TEMPO.CO, Jakarta - Komisi untuk Orang Hilang dan Korban Tindak Kekerasan (KontraS) mendesak agar Peraturan Polri Nomor 4 tahun 2020 tentang Pam Swakarsa segera dicabut. Aturan tersebut dinilai memberikan legitimasi terhadap kelompok masyarakat untuk dapat menjalankan tugas-tugas tertentu di bawah naungan kepolisian.
"Tidak ada dasar hukum sebenarnya yang dapat melegitimasi pembentukan Pam Swakarsa," kata Koordinator KontraS, Fautia Maulidiyanti, dalam keterangan secara virtual, pada Rabu, 23 September 2020.
Muatan materi dalam Peraturan Polisi Nomor 4 tahun 2020 tentang Pam Swakarsa ditelusuri memiliki beberapa celah hukum yang bertentangan dengan UU Polri. Misalnya, perihal pengukuhan bentuk-bentuk Pam Swakarsa yang berada pada diskresi penuh Polri sampai tugas dan fungsi bentuk-bentuk
Pam Swakarsa selain Satpam dan Satkamling yang sama sekali tidak dijelaskan dalam aturan ini.

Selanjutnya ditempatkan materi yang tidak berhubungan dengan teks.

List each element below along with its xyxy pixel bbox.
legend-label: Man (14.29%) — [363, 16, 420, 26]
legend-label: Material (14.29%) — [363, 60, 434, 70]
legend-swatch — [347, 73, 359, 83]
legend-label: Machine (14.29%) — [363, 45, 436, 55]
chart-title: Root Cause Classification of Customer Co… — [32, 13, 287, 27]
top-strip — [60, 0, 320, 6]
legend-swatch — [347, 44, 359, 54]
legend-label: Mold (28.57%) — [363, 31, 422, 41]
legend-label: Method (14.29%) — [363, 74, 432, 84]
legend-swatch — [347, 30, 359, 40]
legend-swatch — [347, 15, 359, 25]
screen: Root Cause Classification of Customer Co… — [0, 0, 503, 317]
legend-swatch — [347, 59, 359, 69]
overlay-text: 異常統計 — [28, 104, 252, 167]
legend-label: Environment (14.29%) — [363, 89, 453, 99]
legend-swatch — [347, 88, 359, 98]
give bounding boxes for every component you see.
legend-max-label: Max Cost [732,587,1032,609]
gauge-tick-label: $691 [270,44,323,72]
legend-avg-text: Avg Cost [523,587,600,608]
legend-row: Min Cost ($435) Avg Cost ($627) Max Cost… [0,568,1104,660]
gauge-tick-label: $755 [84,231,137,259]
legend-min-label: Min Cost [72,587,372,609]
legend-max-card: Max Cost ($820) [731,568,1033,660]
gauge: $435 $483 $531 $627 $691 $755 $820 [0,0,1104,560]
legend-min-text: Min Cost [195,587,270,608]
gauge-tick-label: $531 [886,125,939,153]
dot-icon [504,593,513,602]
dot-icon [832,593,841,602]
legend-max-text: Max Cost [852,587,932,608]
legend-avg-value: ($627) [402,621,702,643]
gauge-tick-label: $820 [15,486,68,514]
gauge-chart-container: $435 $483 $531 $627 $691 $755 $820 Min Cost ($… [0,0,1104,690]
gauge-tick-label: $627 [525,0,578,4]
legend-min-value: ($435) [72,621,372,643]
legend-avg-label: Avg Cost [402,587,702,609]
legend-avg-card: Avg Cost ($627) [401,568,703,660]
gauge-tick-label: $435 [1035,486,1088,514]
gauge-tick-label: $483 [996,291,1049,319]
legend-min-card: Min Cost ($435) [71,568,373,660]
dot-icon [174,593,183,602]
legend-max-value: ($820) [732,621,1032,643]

Terlebih lagi, aturan ini mengurangi esensi organ keamanan dalam masyarakat seperti Satkamling yang merupakan organ komunal di bawah otoritas masyarakat dengan memperbesar intervensi kepolisian terhadap Satkamling.

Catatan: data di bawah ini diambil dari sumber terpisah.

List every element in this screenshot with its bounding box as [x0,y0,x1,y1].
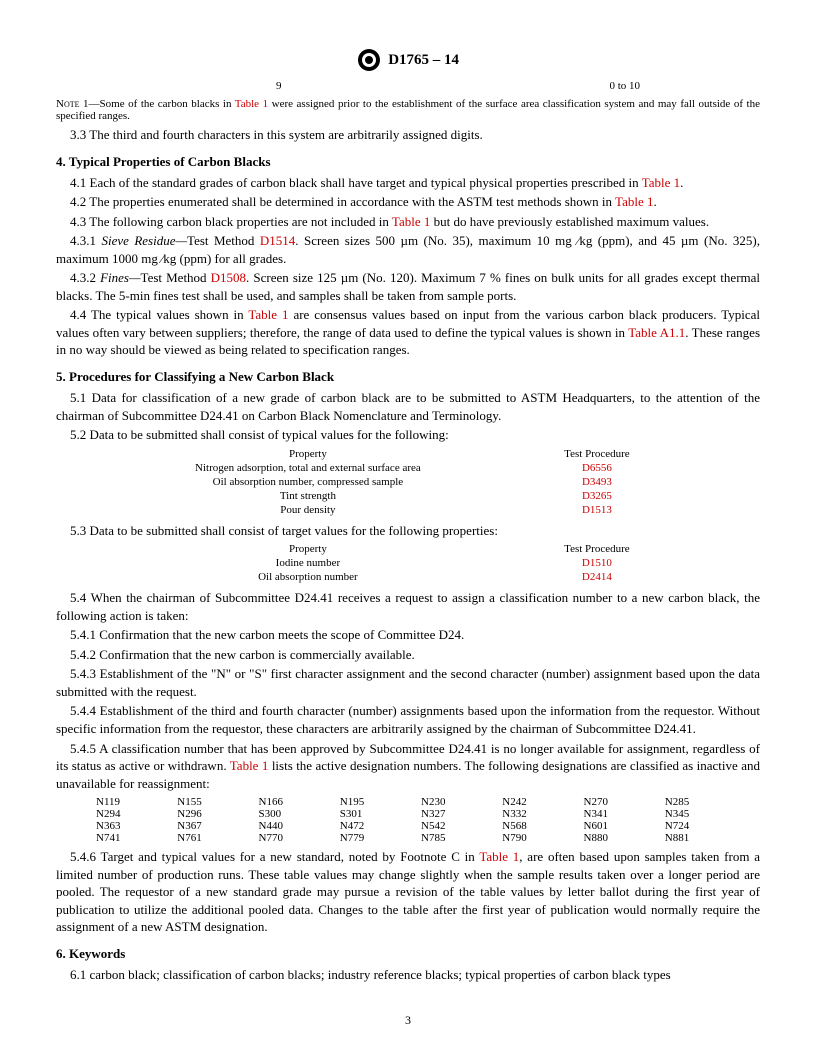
designation-cell: N724 [665,820,740,832]
note-label: Note 1— [56,98,100,110]
col-property: Property [120,448,496,460]
sieve-residue-label: Sieve Residue— [101,233,187,248]
designation-cell: N230 [421,796,496,808]
note-pre: Some of the carbon blacks in [100,98,235,110]
designation-cell: N155 [177,796,252,808]
table1-link[interactable]: Table 1 [235,98,268,110]
designation-cell: N327 [421,808,496,820]
table1-link[interactable]: Table 1 [248,307,288,322]
table1-link[interactable]: Table 1 [479,849,519,864]
table1-link[interactable]: Table 1 [615,194,653,209]
prop-name: Iodine number [120,557,496,569]
prop-name: Nitrogen adsorption, total and external … [120,462,496,474]
top-row: 9 0 to 10 [276,80,640,92]
section-6-head: 6. Keywords [56,946,760,962]
para-5-4-6: 5.4.6 Target and typical values for a ne… [56,848,760,936]
typical-values-table: PropertyTest Procedure Nitrogen adsorpti… [118,446,698,518]
table1-link[interactable]: Table 1 [642,175,680,190]
top-right: 0 to 10 [609,80,640,92]
test-proc-link[interactable]: D3493 [498,476,696,488]
para-4-2: 4.2 The properties enumerated shall be d… [56,193,760,211]
para-4-1: 4.1 Each of the standard grades of carbo… [56,174,760,192]
top-left: 9 [276,80,282,92]
designation-cell: N332 [502,808,577,820]
designation-cell: N345 [665,808,740,820]
para-5-4: 5.4 When the chairman of Subcommittee D2… [56,589,760,624]
inactive-designations-grid: N119 N155 N166 N195 N230 N242 N270 N285 … [96,796,740,844]
designation-cell: N440 [259,820,334,832]
designation-cell: N779 [340,832,415,844]
designation-cell: N296 [177,808,252,820]
designation-cell: N367 [177,820,252,832]
designation-cell: N242 [502,796,577,808]
test-proc-link[interactable]: D1513 [498,504,696,516]
target-values-table: PropertyTest Procedure Iodine numberD151… [118,541,698,585]
para-5-3: 5.3 Data to be submitted shall consist o… [56,522,760,540]
designation-cell: N542 [421,820,496,832]
designation-cell: N472 [340,820,415,832]
document-header: D1765 – 14 [56,48,760,72]
fines-label: Fines— [100,270,140,285]
prop-name: Oil absorption number [120,571,496,583]
prop-name: Oil absorption number, compressed sample [120,476,496,488]
astm-logo [357,48,381,72]
para-5-4-1: 5.4.1 Confirmation that the new carbon m… [56,626,760,644]
designation-cell: N785 [421,832,496,844]
para-6-1: 6.1 carbon black; classification of carb… [56,966,760,984]
designation-cell: N601 [584,820,659,832]
para-5-2: 5.2 Data to be submitted shall consist o… [56,426,760,444]
para-3-3: 3.3 The third and fourth characters in t… [56,126,760,144]
designation-cell: N568 [502,820,577,832]
d1508-link[interactable]: D1508 [211,270,246,285]
designation-cell: N881 [665,832,740,844]
para-4-3: 4.3 The following carbon black propertie… [56,213,760,231]
section-5-head: 5. Procedures for Classifying a New Carb… [56,369,760,385]
designation-cell: N270 [584,796,659,808]
test-proc-link[interactable]: D6556 [498,462,696,474]
col-procedure: Test Procedure [498,448,696,460]
designation-cell: N761 [177,832,252,844]
col-property: Property [120,543,496,555]
test-proc-link[interactable]: D2414 [498,571,696,583]
para-4-3-2: 4.3.2 Fines—Test Method D1508. Screen si… [56,269,760,304]
d1514-link[interactable]: D1514 [260,233,295,248]
designation-cell: N285 [665,796,740,808]
designation-title: D1765 – 14 [388,52,459,69]
designation-cell: N119 [96,796,171,808]
table-a11-link[interactable]: Table A1.1 [628,325,685,340]
designation-cell: N294 [96,808,171,820]
para-5-4-2: 5.4.2 Confirmation that the new carbon i… [56,646,760,664]
designation-cell: N341 [584,808,659,820]
para-5-4-3: 5.4.3 Establishment of the "N" or "S" fi… [56,665,760,700]
para-4-3-1: 4.3.1 Sieve Residue—Test Method D1514. S… [56,232,760,267]
designation-cell: N195 [340,796,415,808]
prop-name: Pour density [120,504,496,516]
test-proc-link[interactable]: D3265 [498,490,696,502]
para-5-1: 5.1 Data for classification of a new gra… [56,389,760,424]
prop-name: Tint strength [120,490,496,502]
para-5-4-5: 5.4.5 A classification number that has b… [56,740,760,793]
table1-link[interactable]: Table 1 [230,758,269,773]
col-procedure: Test Procedure [498,543,696,555]
designation-cell: N741 [96,832,171,844]
designation-cell: N790 [502,832,577,844]
designation-cell: N363 [96,820,171,832]
test-proc-link[interactable]: D1510 [498,557,696,569]
designation-cell: S301 [340,808,415,820]
designation-cell: N770 [259,832,334,844]
table1-link[interactable]: Table 1 [392,214,430,229]
para-4-4: 4.4 The typical values shown in Table 1 … [56,306,760,359]
section-4-head: 4. Typical Properties of Carbon Blacks [56,154,760,170]
designation-cell: N166 [259,796,334,808]
para-5-4-4: 5.4.4 Establishment of the third and fou… [56,702,760,737]
designation-cell: N880 [584,832,659,844]
designation-cell: S300 [259,808,334,820]
page-number: 3 [0,1013,816,1028]
note-1: Note 1—Some of the carbon blacks in Tabl… [56,98,760,122]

Selain itu, Fautia mengatakan, tanpa pengaturan yang jelas perihal pembatasan kewenangan dan sanksi akan membuka ruang pada tindakan sewenang-wenang oleh kelompok masyarakat tersebut. Alih-alih menjalankan fungsi Kamtibmas, potensi kesewenangan justru semakin besar dengan konstruksi Pam Swakarsa dalam beleid anyar yang cenderung menempatkan kelompok tersebut sebagai mitra Polri di tingkat desa.
Beleid anyar tersebut luput mengatur sanksi terhadap anggota yang melakukan pelanggaran, baik dalam bentuk penyalahgunaan wewenang ataupun terbukti melakukan kekerasan dalam menjalankan tugasnya. Peraturan polisi (Perpol) tersebut hanya mengatur sanksi terkait anggota Satpam yang tidak memperpanjang KTA Satpam, juga sanksi terkait anggota yang tidak mengenakan seragam dinas saat bertugas.

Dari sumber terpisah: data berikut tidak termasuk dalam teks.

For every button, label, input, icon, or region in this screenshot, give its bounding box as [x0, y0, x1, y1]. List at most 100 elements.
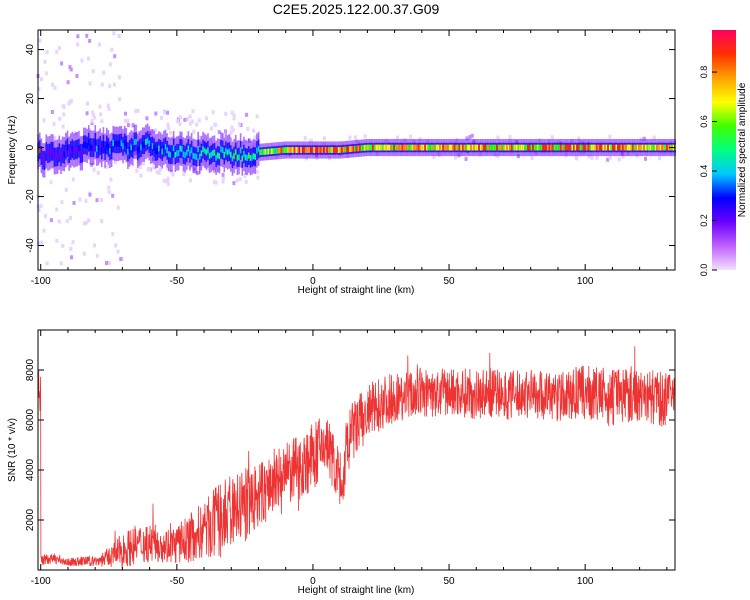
- spectrogram-band-core: [491, 144, 493, 151]
- spectrogram-band-core: [359, 145, 361, 152]
- spectrogram-noise-cell: [134, 109, 138, 114]
- colorbar-tick-label: 0.4: [699, 165, 709, 178]
- spectrogram-band-core: [347, 146, 350, 153]
- spectrogram-band-core: [86, 143, 88, 149]
- spectrogram-noise-cell: [197, 118, 201, 123]
- spectrogram-band-core: [631, 144, 634, 151]
- spectrogram-noise-cell: [42, 118, 46, 123]
- spectrogram-band-core: [96, 145, 98, 152]
- spectrogram-band-core: [412, 144, 415, 151]
- spectrogram-band-core: [550, 144, 552, 151]
- spectrogram-noise-cell: [45, 261, 49, 266]
- spectrogram-noise-cell: [230, 125, 234, 130]
- spectrogram-band-core: [298, 147, 301, 153]
- spectrogram-band-core: [569, 144, 572, 151]
- spectrogram-band-core: [287, 147, 289, 153]
- spectrogram-band-core: [574, 144, 577, 151]
- spectrogram-band-core: [563, 144, 565, 151]
- spectrogram-noise-cell: [171, 172, 175, 177]
- spectrogram-noise-cell: [246, 126, 250, 131]
- spectrogram-noise-cell: [166, 179, 170, 184]
- spectrogram-noise-cell: [90, 118, 94, 123]
- spectrogram-band-core: [373, 144, 376, 151]
- spectrogram-band-core: [262, 149, 265, 155]
- spectrogram-band-core: [386, 144, 389, 151]
- spectrogram-band-core: [461, 144, 464, 151]
- spectrogram-band-core: [470, 144, 472, 151]
- spectrogram-noise-cell: [192, 129, 196, 134]
- spectrogram-band-core: [620, 144, 622, 151]
- spectrogram-noise-cell: [221, 179, 225, 184]
- spectrogram-band-core: [661, 144, 663, 151]
- spectrogram-band-core: [128, 146, 131, 153]
- spectrogram-band-core: [342, 146, 345, 153]
- spectrogram-axes: -100 -50 0 50 100 -40 -20 0 20 40: [25, 30, 675, 287]
- spectrogram-band-core: [63, 151, 66, 158]
- snr-frame: [37, 329, 676, 571]
- spectrogram-band-core: [120, 140, 123, 147]
- spectrogram-band-core: [167, 151, 170, 158]
- spectrogram-band-core: [79, 150, 82, 157]
- spectrogram-noise-cell: [97, 42, 101, 47]
- spectrogram-band-core: [105, 141, 108, 148]
- spectrogram-noise-cell: [55, 49, 59, 54]
- spectrogram-noise-cell: [183, 117, 187, 122]
- spectrogram-noise-cell: [37, 87, 41, 92]
- spectrogram-band-core: [295, 147, 297, 153]
- spectrogram-band-core: [166, 147, 168, 154]
- spectrogram-band-core: [602, 144, 605, 151]
- spectrogram-noise-cell: [244, 179, 248, 184]
- spectrogram-noise-cell: [92, 167, 96, 172]
- spectrogram-band-core: [154, 148, 157, 155]
- spectrogram-band-core: [473, 144, 475, 151]
- snr-ylabel: SNR (10 * v/v): [7, 418, 18, 482]
- spectrogram-band-core: [584, 144, 587, 151]
- spectrogram-band-core: [657, 144, 660, 151]
- spectrogram-noise-cell: [139, 173, 143, 178]
- spectrogram-band-core: [388, 144, 391, 151]
- spectrogram-band-core: [244, 154, 247, 161]
- spectrogram-noise-cell: [178, 121, 182, 126]
- spectrogram-noise-cell: [93, 115, 97, 120]
- spectrogram-band-core: [243, 151, 245, 157]
- spectrogram-noise-cell: [61, 124, 65, 129]
- spectrogram-band-core: [558, 144, 560, 151]
- spectrogram-band-core: [220, 146, 222, 153]
- spectrogram-noise-cell: [309, 138, 313, 143]
- spectrogram-noise-cell: [116, 205, 120, 210]
- spectrogram-noise-cell: [42, 228, 46, 233]
- spectrogram-band-core: [357, 145, 360, 152]
- spectrogram-band-core: [494, 144, 497, 151]
- spectrogram-band-core: [310, 147, 312, 153]
- spectrogram-band-core: [56, 153, 59, 160]
- spectrogram-noise-cell: [44, 71, 48, 76]
- spectrogram-band-core: [190, 147, 193, 154]
- spectrogram-noise-cell: [62, 112, 66, 117]
- spectrogram-band-core: [450, 144, 453, 151]
- spectrogram-band-core: [269, 148, 271, 155]
- spectrogram-band-core: [151, 143, 154, 150]
- spectrogram-band-core: [212, 150, 214, 156]
- spectrogram-band-core: [610, 144, 613, 151]
- spectrogram-noise-cell: [69, 246, 73, 251]
- spectrogram-noise-cell: [169, 130, 173, 135]
- spectrogram-band-core: [48, 150, 51, 156]
- spectrogram-band-core: [595, 144, 598, 151]
- spectrogram-band-core: [246, 154, 248, 161]
- spectrogram-band-core: [279, 147, 281, 154]
- spectrogram-band-core: [573, 144, 575, 151]
- spectrogram-band-core: [138, 145, 141, 152]
- spectrogram-noise-cell: [464, 156, 468, 161]
- spectrogram-band-core: [177, 150, 180, 157]
- spectrogram-xtick-label: 50: [443, 276, 455, 287]
- spectrogram-band-core: [460, 144, 462, 151]
- spectrogram-band-core: [417, 144, 420, 151]
- spectrogram-noise-cell: [644, 156, 648, 161]
- spectrogram-band-core: [264, 148, 266, 155]
- spectrogram-band-core: [164, 143, 167, 150]
- spectrogram-noise-cell: [69, 67, 73, 72]
- spectrogram-band-core: [540, 144, 542, 151]
- spectrogram-noise-cell: [217, 130, 221, 135]
- spectrogram-band-core: [484, 144, 487, 151]
- spectrogram-band-core: [76, 146, 79, 153]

Lebih lanjut, Fautia mengatakan dalam menangani
Covid-19, sebaiknya pemerintah tidak perlu menggunakan pendekatan keamanan, apalagi memberikan kewenangan kepada masyarakat sipil. "Kita melihat bahwa test, trace, isolate itu tidak dilakukan sejak dini ketika Covid-19 angkanya masih sedikit di Indonesia. Dan pada akhirnya ketika angka itu membeludak, negara kelabakan dan membuat kebijakan yang di luar dari seharusnya," katanya.